The amount of generation required to meet peak demands will be huge, and lead to very frequent curtailment without both storage and the retention of peaking plants (operating at similar capacity factor as presently). Even so, the exports from private systems and excess network generation will still be very significant.
A solution to this would be to twin hydrogen electrolysers with open cycle gas turbines (OCGTs). When network loads are low and heading negative, the operator would “call in” load from these (already network connected) facilities to run the electrolysers at zero energy cost.
Sufficient hydrogen would be stored on site to operate the peaking plants when dispatched at peak periods. Balancing excess generation with hydrogen production would minimise and potentially eliminate curtailment and transition OCGTs from gas to hydrogen over time, eliminating the last mile of emissions.
The hydrogen scenario, while attractive from a thermodynamic efficiency and network management perspective, is not likely to be economically viable until the capital cost of electrolysers reduces significantly.
The graph below illustrates the annual network generation / storage costs of each scenario in 2050 (in 2022$), which are not significantly different to present generation costs per MWh. Until then, curtailment of private and network generation will be necessary to manage the stability of the grid.
The other question arising from this analysis is about how the market is managed.

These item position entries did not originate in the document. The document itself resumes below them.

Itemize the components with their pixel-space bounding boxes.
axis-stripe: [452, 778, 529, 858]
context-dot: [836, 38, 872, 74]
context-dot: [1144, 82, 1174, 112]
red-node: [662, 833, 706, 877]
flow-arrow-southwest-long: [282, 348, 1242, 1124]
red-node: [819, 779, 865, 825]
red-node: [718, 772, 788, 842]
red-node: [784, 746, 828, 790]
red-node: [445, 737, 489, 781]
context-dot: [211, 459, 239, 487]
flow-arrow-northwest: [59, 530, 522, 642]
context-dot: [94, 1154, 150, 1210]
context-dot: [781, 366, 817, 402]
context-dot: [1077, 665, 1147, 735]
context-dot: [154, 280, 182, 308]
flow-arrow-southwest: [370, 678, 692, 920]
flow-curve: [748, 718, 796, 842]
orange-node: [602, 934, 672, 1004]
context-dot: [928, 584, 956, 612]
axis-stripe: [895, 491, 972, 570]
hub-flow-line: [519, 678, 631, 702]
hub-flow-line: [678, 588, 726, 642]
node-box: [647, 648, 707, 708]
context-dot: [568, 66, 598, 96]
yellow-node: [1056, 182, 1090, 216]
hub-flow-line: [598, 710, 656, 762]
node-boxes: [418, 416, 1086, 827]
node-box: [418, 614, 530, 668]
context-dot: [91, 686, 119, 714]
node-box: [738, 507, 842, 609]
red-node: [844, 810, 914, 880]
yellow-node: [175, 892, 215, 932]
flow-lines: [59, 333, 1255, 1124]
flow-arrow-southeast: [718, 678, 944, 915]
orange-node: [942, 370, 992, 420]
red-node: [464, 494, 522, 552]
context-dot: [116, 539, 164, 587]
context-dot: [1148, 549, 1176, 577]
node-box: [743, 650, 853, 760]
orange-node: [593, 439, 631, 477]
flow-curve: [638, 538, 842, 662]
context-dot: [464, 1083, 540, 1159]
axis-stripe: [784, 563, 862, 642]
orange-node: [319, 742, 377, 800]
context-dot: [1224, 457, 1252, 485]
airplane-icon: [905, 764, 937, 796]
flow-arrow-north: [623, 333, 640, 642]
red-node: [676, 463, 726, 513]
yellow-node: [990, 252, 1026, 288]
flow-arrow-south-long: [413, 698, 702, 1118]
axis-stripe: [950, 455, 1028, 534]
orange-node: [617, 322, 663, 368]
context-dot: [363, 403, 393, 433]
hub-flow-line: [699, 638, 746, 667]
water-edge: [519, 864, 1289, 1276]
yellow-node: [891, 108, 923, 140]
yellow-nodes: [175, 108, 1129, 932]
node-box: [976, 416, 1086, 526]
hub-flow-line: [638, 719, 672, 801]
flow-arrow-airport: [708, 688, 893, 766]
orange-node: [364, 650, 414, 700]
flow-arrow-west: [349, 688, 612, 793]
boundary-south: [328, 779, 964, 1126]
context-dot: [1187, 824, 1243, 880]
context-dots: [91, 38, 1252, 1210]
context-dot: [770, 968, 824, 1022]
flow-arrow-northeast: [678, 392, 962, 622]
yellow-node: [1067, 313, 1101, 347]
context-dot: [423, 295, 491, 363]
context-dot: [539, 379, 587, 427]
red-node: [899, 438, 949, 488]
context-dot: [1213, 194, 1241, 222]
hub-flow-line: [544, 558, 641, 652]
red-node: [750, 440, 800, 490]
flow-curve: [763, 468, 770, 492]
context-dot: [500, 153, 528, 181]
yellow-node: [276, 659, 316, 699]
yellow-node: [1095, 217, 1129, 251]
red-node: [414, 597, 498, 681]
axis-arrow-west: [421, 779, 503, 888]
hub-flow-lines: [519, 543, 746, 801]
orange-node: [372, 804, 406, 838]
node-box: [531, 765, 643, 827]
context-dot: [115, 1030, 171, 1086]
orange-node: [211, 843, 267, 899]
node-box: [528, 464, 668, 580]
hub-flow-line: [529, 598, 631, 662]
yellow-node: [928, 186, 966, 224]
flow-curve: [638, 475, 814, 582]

Over recent decades we have constructed a complex trading arrangement between generators and retailers responding to real time demand.
This arguably makes some sense when costs are highly influenced by variable generation costs (mainly fuel).
However, renewable generators and energy storage are largely fixed cost facilities. They will have to be paid to exist irrespective of their utilisation, otherwise no one will invest in them in the first place.
This should give rise to a much simpler capacity based market in which the charges for energy reflect the lifecycle costs of the generation and storage facilities needed to efficiently meet demand with zero emissions.
Bill Grace is an adjunct Professor at the Australian Urban Design Research Centre.